E. coli cells carrying pBRGLAg, pBRGLAgΔS, pBRGLAgΔR, or pBRGLAgΔSR together with pSTVPCB were cultured in LB broth containing 25 µg/ml chloramphenicol and 100 µg/ml ampicillin in a test tube at 37 °C with shaking at 140 rpm overnight. The prepared pre-cultures were inoculated into fresh 40 ml LB broth containing 0.1 M HEPES (pH 6.6), 0.05 mM aminolevulinic acid, 0.05 mM FeCl3, 100 µg/ml ampicillin, and 25 µg/ml chloramphenicol in 100-ml Erlenmeyer flasks. Cell density was monitored 6 h after the start of culture. Cells were cultured with shaking at 100 rpm and exposed to red light (660 nm, 40 µmol s−1 m2) at 30 °C until the cell density reached OD595 or OD600 = 0.4–0.6. After this period, each transformant was cultured under either of the following two conditions: one culture in triplicate was exposed to green light (520 nm, 40 µmol s−1 m2) instead of red light for 6 h, and the other culture in triplicate was continuously exposed to red light with shaking at 100 rpm and 30 °C. A 10-ml culture was transferred to a 15-ml tube to measure the aggregation-regulation ability of the cells.
The transferred culture in each 15-ml tube was exposed to red light for 2 h. During the incubation, a 100-µl culture was periodically transferred from the tube to a 96-well plate every 10 min, and 200 µl of fresh culture was added to the wells to dilute the culture. Cell density was measured using a plate reader (Thermo Fisher Scientific Inc., MA, USA). Cell density measurements were performed in triplicate. In all aggregation experiments, E. coli DH5α was used.
Transcriptional analysis of ag43 by quantitative reverse transcription PCR
E. coli cells harboring pSTVPCB and pBRGLAg were cultured as described above in the aggregation-regulation assay. During culture, a 1-ml culture was periodically removed.
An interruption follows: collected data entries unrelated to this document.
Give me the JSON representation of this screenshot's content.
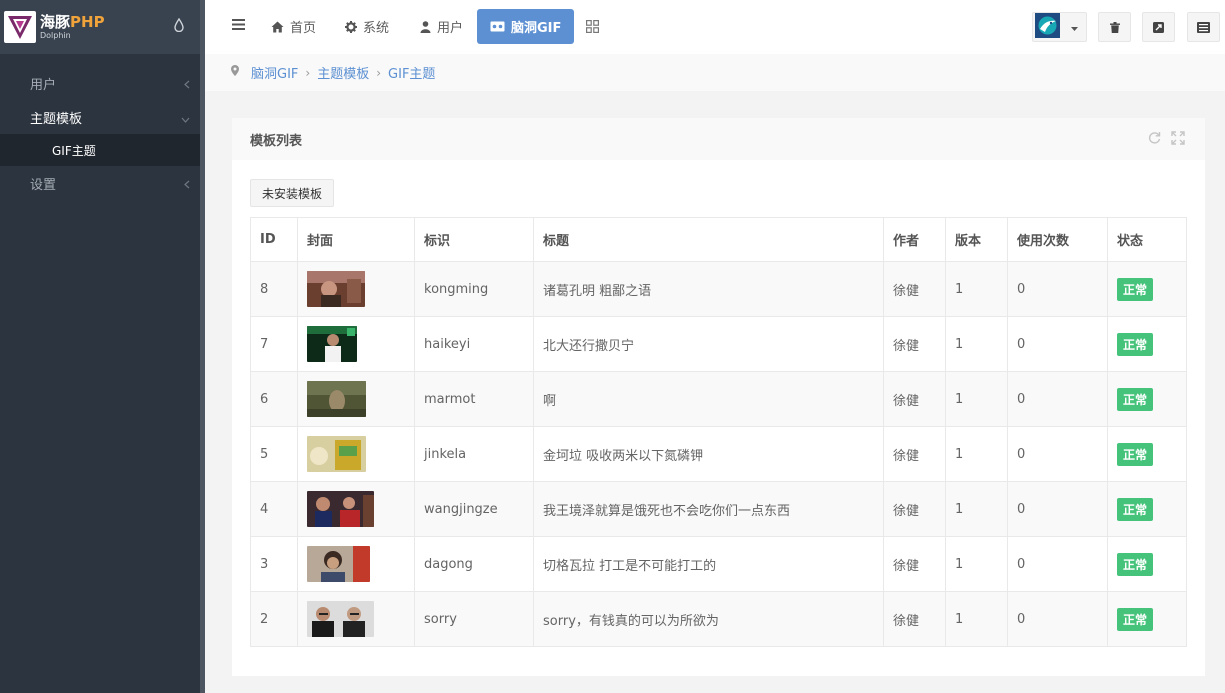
{
  "brand": {
    "name_cn": "海豚",
    "name_php": "PHP",
    "sub": "Dolphin"
  },
  "sidebar": {
    "items": [
      {
        "label": "用户"
      },
      {
        "label": "主题模板"
      },
      {
        "label": "GIF主题"
      },
      {
        "label": "设置"
      }
    ]
  },
  "header": {
    "nav": [
      {
        "label": "首页",
        "icon": "home-icon"
      },
      {
        "label": "系统",
        "icon": "gear-icon"
      },
      {
        "label": "用户",
        "icon": "user-icon"
      },
      {
        "label": "脑洞GIF",
        "icon": "gif-icon"
      }
    ]
  },
  "breadcrumb": [
    "脑洞GIF",
    "主题模板",
    "GIF主题"
  ],
  "block": {
    "title": "模板列表",
    "uninstalled_button": "未安装模板"
  },
  "table": {
    "headers": [
      "ID",
      "封面",
      "标识",
      "标题",
      "作者",
      "版本",
      "使用次数",
      "状态"
    ],
    "rows": [
      {
        "id": "8",
        "name": "kongming",
        "title": "诸葛孔明 粗鄙之语",
        "author": "徐健",
        "version": "1",
        "uses": "0",
        "status": "正常"
      },
      {
        "id": "7",
        "name": "haikeyi",
        "title": "北大还行撒贝宁",
        "author": "徐健",
        "version": "1",
        "uses": "0",
        "status": "正常"
      },
      {
        "id": "6",
        "name": "marmot",
        "title": "啊",
        "author": "徐健",
        "version": "1",
        "uses": "0",
        "status": "正常"
      },
      {
        "id": "5",
        "name": "jinkela",
        "title": "金坷垃 吸收两米以下氮磷钾",
        "author": "徐健",
        "version": "1",
        "uses": "0",
        "status": "正常"
      },
      {
        "id": "4",
        "name": "wangjingze",
        "title": "我王境泽就算是饿死也不会吃你们一点东西",
        "author": "徐健",
        "version": "1",
        "uses": "0",
        "status": "正常"
      },
      {
        "id": "3",
        "name": "dagong",
        "title": "切格瓦拉 打工是不可能打工的",
        "author": "徐健",
        "version": "1",
        "uses": "0",
        "status": "正常"
      },
      {
        "id": "2",
        "name": "sorry",
        "title": "sorry，有钱真的可以为所欲为",
        "author": "徐健",
        "version": "1",
        "uses": "0",
        "status": "正常"
      }
    ]
  },
  "colors": {
    "sidebar_bg": "#2c343f",
    "accent": "#5c90d2",
    "success": "#46c37b"
  }
}
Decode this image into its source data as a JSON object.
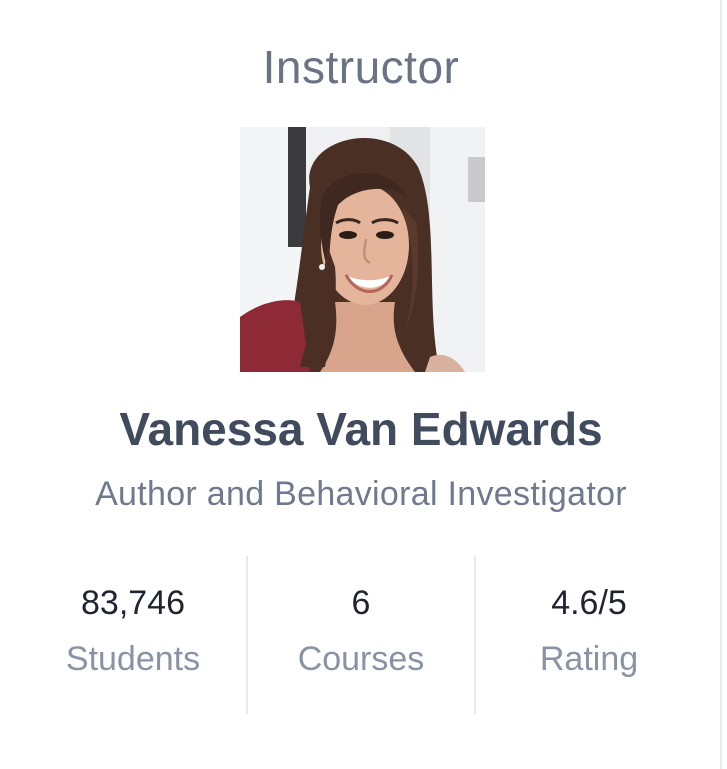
{
  "instructor_card": {
    "section_title": "Instructor",
    "name": "Vanessa Van Edwards",
    "headline": "Author and Behavioral Investigator",
    "photo_icon": "instructor-portrait",
    "stats": [
      {
        "value": "83,746",
        "label": "Students"
      },
      {
        "value": "6",
        "label": "Courses"
      },
      {
        "value": "4.6/5",
        "label": "Rating"
      }
    ]
  },
  "colors": {
    "title": "#6a7385",
    "name": "#414b5e",
    "headline": "#6f7a8e",
    "stat_value": "#1f2430",
    "stat_label": "#8a93a4",
    "divider": "#e6e8ec"
  }
}
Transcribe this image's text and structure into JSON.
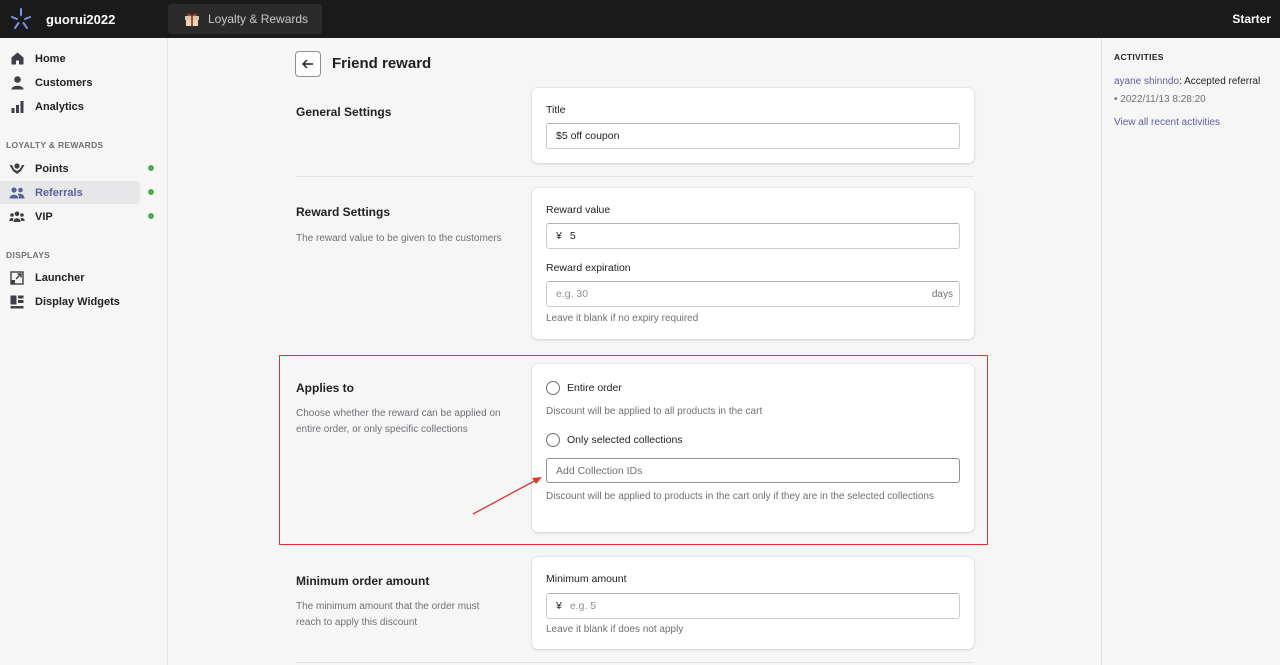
{
  "topbar": {
    "shop_name": "guorui2022",
    "app_tab": "Loyalty & Rewards",
    "plan": "Starter"
  },
  "sidebar": {
    "items": [
      {
        "label": "Home",
        "icon": "home-icon"
      },
      {
        "label": "Customers",
        "icon": "person-icon"
      },
      {
        "label": "Analytics",
        "icon": "bar-chart-icon"
      }
    ],
    "section_loyalty": "LOYALTY & REWARDS",
    "loyalty_items": [
      {
        "label": "Points",
        "icon": "hands-coin-icon",
        "status": "enabled"
      },
      {
        "label": "Referrals",
        "icon": "people-icon",
        "status": "enabled",
        "active": true
      },
      {
        "label": "VIP",
        "icon": "group-icon",
        "status": "enabled"
      }
    ],
    "section_displays": "DISPLAYS",
    "display_items": [
      {
        "label": "Launcher",
        "icon": "launcher-icon"
      },
      {
        "label": "Display Widgets",
        "icon": "widgets-icon"
      }
    ]
  },
  "page": {
    "title": "Friend reward"
  },
  "general": {
    "title": "General Settings",
    "field_label": "Title",
    "field_value": "$5 off coupon"
  },
  "reward": {
    "title": "Reward Settings",
    "desc": "The reward value to be given to the customers",
    "value_label": "Reward value",
    "currency": "¥",
    "value": "5",
    "expiration_label": "Reward expiration",
    "expiration_placeholder": "e.g. 30",
    "expiration_suffix": "days",
    "expiration_help": "Leave it blank if no expiry required"
  },
  "applies": {
    "title": "Applies to",
    "desc": "Choose whether the reward can be applied on entire order, or only specific collections",
    "option_entire": "Entire order",
    "entire_help": "Discount will be applied to all products in the cart",
    "option_collections": "Only selected collections",
    "collections_placeholder": "Add Collection IDs",
    "collections_help": "Discount will be applied to products in the cart only if they are in the selected collections"
  },
  "minimum": {
    "title": "Minimum order amount",
    "desc": "The minimum amount that the order must reach to apply this discount",
    "label": "Minimum amount",
    "currency": "¥",
    "placeholder": "e.g. 5",
    "help": "Leave it blank if does not apply"
  },
  "activities": {
    "title": "ACTIVITIES",
    "user": "ayane shinndo",
    "action": ": Accepted referral",
    "time": "• 2022/11/13 8:28:20",
    "view_all": "View all recent activities"
  },
  "colors": {
    "accent": "#5c5f9e",
    "status_green": "#4caf50",
    "highlight_red": "#e0342e"
  }
}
Total RNA was extracted from the cell pellets from 1-ml cultures taken after centrifugation at 12,000 g for 5 min at 4 °C, using a NucleoSpin® RNA Clean-up kit (Takara Bio Inc., Shiga, Japan). The extracted RNA was treated with DNase to eliminate genomic DNA, and reverse transcription from RNA to cDNA was performed using PrimeScript® RT reagent kit with gDNA Eraser (Takara Bio Inc.). Quantitative PCR was performed to measure the transcriptional level of ag43 and 16S ribosomal RNA (rRNA) (housekeeping genes) with SYBR® Premix Ex TaqTM II (Tli RNaseH Plus) (Takara Bio Inc.). The transcription level was measured using the ΔΔCt method and normalized using the calculated transcription values of 16S rRNA.
Evaluation of cell recovery
Cells harboring the green light-inducible aggregation system were cultured as described above with modification in the timing of the start of exposure to green light.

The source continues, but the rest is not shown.